Find-me software gets nibble


Cincinnati outfit wins H-P's heart

By John J. Byczkowski
The Cincinnati Enquirer

        Newscasts used to ask, “It's 11 o'clock. Do you know where your children are?”

        A Cincinnati startup company hopes someday its product will be able to tell any parent that answer, within 10 feet.

        LDT Systems of Over-the-Rhine said Friday its location technology has been chosen as a preferred solution by Hewlett-Packard Co., which the company hopes will expose it to a range of potential customers.

        LDT's software takes advantage of global positioning system computer chips that are increasingly finding their way into small hand-held devices such as cell phones.

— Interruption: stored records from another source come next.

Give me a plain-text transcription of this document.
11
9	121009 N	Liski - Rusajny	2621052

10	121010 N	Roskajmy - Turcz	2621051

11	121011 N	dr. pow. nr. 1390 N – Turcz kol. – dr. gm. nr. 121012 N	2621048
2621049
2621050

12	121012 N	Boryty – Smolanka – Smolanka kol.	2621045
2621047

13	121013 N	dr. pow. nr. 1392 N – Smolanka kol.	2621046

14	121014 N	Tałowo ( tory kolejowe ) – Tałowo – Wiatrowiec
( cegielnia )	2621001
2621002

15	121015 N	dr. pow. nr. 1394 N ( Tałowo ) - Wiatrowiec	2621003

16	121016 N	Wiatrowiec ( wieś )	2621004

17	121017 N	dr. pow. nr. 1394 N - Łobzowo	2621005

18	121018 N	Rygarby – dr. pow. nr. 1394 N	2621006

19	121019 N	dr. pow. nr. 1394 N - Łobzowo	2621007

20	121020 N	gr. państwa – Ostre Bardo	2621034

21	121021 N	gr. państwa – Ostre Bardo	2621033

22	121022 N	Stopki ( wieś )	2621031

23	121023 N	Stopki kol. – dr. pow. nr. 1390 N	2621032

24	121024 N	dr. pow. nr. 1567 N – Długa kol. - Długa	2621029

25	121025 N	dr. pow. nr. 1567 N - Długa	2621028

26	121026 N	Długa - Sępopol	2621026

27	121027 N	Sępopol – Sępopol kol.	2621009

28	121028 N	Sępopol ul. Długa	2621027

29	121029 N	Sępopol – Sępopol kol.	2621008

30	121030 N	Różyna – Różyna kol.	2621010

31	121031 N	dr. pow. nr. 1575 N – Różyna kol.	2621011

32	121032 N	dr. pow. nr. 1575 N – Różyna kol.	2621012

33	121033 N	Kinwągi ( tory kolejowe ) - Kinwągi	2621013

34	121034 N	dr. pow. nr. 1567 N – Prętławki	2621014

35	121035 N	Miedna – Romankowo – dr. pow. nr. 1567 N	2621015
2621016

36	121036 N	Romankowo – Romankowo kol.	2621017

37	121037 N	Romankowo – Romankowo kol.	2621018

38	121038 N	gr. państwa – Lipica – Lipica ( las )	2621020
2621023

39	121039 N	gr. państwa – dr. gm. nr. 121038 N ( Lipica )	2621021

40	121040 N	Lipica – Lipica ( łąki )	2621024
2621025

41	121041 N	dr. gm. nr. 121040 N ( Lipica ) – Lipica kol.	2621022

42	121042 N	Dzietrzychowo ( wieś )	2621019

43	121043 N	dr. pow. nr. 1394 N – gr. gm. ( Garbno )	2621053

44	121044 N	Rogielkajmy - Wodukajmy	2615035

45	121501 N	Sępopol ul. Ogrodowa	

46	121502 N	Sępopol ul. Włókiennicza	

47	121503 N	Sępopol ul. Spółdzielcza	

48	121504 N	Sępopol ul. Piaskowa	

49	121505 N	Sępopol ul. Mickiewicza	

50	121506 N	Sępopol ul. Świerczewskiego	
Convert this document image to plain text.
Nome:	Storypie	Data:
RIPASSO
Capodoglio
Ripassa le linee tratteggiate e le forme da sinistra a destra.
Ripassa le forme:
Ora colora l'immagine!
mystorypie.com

They'll become even more pervasive under the FCC's “E911” initiative, which requires location technologies to be embedded in digital wireless telephones during this decade, to help locate people in emergencies.

        R. Michael Kalthoff, chief executive officer of LDT, said work on his company's technology has been going on for a year. “I think we're ready now,” he said. “We've been through a year of change — 180 degrees left, 180 degrees right.”

        LDT's software allows hand-held devices with its software to locate each other, within 3 to 11 feet. A parent with an LDT-equipped Palm Pilot, for example, could find a child carrying a cell phone or pager. LDT has filed for patents on its technology.

        The company plans to make money by licensing its technology, and with monthly service fees. Mr. Kalthoff said the company expects to announce its first customer in about two weeks.

        LDT has lived on about $600,000 in funding from angel investors, and is now trying to raise $1.5 million to fund further development.